Cookbooks by Yotam Ottolenghi    {Reviewed by STELLA}
I’m the kind of cook who looks in the fridge to see what’s there. What vegetables are lurking in the bins? And then, what can I do with that? Well towards the end of a fortnight’s lock-down shop, the pickings were slim, but two-thirds of an aubergine meant a meal was able to be made. The cupboard announced a deficit of pasta, but plenty of rice. So a pilaf or risotto — reach for the Ottolenghis! Cookbooks are inspiring — sometimes they might just trigger an idea of something to whip up; they are surprising — giving you new and unexpected ways to cook. and food combinations to experiment with; delightful — if they are well written, with great anecdotes and foodie knowledge; and sometimes you just go ahead and follow the recipe.
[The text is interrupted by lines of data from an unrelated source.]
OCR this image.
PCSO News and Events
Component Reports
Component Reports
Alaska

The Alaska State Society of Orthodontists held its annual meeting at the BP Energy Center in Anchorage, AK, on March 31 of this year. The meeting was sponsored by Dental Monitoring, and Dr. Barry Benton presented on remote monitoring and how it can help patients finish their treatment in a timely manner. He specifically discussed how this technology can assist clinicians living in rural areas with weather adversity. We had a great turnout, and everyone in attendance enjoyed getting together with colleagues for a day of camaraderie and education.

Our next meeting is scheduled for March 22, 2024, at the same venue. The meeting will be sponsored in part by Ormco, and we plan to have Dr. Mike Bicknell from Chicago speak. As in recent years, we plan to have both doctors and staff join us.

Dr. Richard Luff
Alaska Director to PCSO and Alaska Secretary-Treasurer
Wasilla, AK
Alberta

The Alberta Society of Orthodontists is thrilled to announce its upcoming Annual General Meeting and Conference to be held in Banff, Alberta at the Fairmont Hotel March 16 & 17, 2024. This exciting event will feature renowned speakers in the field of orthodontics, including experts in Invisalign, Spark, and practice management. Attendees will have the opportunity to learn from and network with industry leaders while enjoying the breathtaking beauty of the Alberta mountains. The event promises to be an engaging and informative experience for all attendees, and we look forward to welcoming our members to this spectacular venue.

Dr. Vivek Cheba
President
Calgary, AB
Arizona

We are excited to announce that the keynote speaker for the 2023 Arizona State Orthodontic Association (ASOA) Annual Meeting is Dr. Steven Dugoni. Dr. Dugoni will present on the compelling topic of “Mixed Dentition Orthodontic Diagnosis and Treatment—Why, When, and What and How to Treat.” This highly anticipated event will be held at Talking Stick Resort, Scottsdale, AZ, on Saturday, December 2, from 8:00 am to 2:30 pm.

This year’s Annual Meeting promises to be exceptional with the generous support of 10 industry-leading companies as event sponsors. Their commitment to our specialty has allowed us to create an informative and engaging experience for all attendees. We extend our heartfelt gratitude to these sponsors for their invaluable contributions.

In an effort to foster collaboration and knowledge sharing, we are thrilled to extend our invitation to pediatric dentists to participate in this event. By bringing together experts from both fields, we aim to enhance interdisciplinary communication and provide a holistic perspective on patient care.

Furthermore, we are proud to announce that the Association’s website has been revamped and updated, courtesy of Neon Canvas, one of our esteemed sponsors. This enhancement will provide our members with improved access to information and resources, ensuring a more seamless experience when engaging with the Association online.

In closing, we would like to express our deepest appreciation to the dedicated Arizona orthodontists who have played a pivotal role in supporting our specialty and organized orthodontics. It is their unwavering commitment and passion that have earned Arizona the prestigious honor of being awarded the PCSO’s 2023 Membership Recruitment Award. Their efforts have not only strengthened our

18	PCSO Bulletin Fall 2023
In Plenty, my first Ottolenghi purchase, the recipe for Lemon and Aubergine Risotto fitted the bill for one of our lock-down dinners. Okay, so we didn’t have any lemons, basil, nor the correct rice type or vegetable stock (but that was easily sorted with a quick half-hour boil of vegetable ends (saved) from previously meals, an onion, garlic and fennel (from the garden), but we did have a lime and rice of a kind. The aubergine was well under half of what was required but skipping the topping of fried and diced cubes would be fine (still enough for the body of the risotto) and we did have a  bottle of cheap white wine which needed a purpose. The recipe has a few steps, but you can walk through these in a relaxing and orderly manner — no crazy keeping both hands occupied with several different tasks at once. Ottolenghi’s recipes are like this — pleasure in the cooking. While some are more time-consuming and have a few tricky preparation aspects, most are adaptable and some (especially in his latest book, Simple) are ingredient- and time-minimal. Plenty and Plenty More are wholly vegetarian, while Jerusalem and Nopi (more dining than cooking) and Simple include recipes for all palates. And there is also Sweet! Needless to say, the lime and aubergine risotto was a hit — even with those who prefer pasta to rice.